Statistical analysis
In the baseline characteristic description, categorical variables were expressed using percentages and frequencies, while continuous variables were presented using mean (standard deviation, SD) for normally distributed variables, and median (interquartile range) for skewed variables. Cox proportional risk models with age as the time scale were used to estimate the hazard ratio (HR) and 95% confidence interval (CI) of MetS and its components on the risk of OA. The proportional risk hypothesis was tested using the Schoenfeld residual method. All models were adjusted for age, and gender. In the basic model (model 1), we adjusted for baseline age and sex. In the lifestyle model (model 2), we further adjusted for body mass index (BMI), the Index of Multiple Deprivation (IMD), alcohol consumption, smoking, and physical activity. In the full model (model 3), further adjustments were made for non-steroidal anti-inflammatory drugs (NSAIDs), aspirin (ASP), vitamin, mineral and fruit & vegetable intake. In order to control for potential confounders, we adjusted for some lifestyle factors, including alcohol consumption (daily or almost daily, 1-4 times a week, 1-3 times a month, and special occasions only/never), smoking (current, previous and never), and fruit & vegetable intake (< 5 portions per day, ≥ 5 portions per day, or unknown/missing). To assess the association of MetS with OA risk in the inflammatory state, we stratified based on CRP levels. Based on previous studies of OA, we dichotomized serum CRP values for further analysis, i.e., low to moderate CRP (≤ 3 mg /L), and elevated CRP (> 3 mg /L)[28, 29]. We then defined four risk levels in relation to MetS: CRP <3 mg/L with or without MetS and CRP ≥3 mg/L with or without MetS.

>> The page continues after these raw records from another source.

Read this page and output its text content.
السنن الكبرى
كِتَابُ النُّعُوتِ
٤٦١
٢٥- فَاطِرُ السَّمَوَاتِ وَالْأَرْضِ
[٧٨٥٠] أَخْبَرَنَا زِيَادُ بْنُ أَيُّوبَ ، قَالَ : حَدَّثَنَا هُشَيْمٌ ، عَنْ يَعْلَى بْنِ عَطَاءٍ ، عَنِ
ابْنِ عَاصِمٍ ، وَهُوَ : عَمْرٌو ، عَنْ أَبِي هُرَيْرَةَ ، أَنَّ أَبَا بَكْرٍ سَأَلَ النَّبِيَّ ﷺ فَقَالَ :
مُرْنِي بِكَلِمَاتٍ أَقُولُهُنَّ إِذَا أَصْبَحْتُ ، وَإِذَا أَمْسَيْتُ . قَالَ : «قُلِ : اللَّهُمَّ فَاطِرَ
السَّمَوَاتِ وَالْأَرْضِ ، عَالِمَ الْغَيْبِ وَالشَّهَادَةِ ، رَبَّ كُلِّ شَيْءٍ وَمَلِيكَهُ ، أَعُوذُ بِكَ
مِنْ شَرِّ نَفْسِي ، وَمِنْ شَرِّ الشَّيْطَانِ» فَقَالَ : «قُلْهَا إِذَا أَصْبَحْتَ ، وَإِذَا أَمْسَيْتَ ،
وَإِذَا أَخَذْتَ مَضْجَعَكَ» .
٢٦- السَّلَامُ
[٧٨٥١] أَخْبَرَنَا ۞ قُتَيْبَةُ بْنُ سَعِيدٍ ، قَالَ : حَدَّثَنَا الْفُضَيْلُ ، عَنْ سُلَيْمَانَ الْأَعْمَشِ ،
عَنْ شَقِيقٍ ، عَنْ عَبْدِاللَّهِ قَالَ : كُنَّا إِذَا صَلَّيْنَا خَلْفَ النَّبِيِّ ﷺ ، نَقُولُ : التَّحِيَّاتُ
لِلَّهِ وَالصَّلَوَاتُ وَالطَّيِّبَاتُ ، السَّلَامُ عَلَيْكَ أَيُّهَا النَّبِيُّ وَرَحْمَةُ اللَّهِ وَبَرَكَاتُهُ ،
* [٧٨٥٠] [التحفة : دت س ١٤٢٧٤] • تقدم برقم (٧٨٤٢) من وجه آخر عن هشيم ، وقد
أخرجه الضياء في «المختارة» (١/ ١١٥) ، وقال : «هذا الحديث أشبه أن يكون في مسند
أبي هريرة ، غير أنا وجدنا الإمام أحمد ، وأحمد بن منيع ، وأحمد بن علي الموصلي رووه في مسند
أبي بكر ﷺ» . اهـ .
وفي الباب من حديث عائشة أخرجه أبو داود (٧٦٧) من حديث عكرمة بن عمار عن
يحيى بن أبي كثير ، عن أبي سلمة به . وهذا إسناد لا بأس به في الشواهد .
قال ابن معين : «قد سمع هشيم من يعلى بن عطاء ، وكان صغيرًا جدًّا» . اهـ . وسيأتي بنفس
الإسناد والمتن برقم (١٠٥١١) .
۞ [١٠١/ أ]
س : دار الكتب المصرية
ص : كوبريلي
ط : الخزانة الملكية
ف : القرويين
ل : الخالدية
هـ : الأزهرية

In addition, to check the robustness of the model and results, we performed extensive sensitivity analyses. First, to reduce the effects of selection bias and covariates, we used propensity scores in our preliminary analyses. We weighted each confounding factor and then proximity matched with a variable ratio one-to-many (1:2) within the caliper. Also, we set a caliper width of 0.2 standard deviations of the propensity scores on the logarithmic scale. Second, to evaluate the potential interaction of MetS with sociodemographic factors and lifestyle (including gender, age, alcohol consumption, smoking, drug and dietary supplement intake status), we performed subgroup analyses and fitted interaction terms with these factors in the model. Third, we then used restricted cubic spline (RCS) to reveal potential nonlinear associations between MetS components and OA risk in a fully adjusted model. We used a three-part model with three parts at the 10th, 50th, and 90th percentiles of each MetS component to flexibly model the association between each MetS factor and OA risk. Fourth, We estimated the number of MstS components and the cumulative incidence of OA by fitting Kaplan-Meier curves and compared them using the log-rank test. Fifth, to minimize reverse causality, we introduced a 4-year lag period for OA onset. In brief, participants who had an OA event four years after the start of follow-up were considered eligible. We used the R software (version 3.5.0, R Foundation for Statistical Computing, Vienna, Austria) for all data analyses. All statistical tests were two-tailed, with p<0.05 as statistically significant.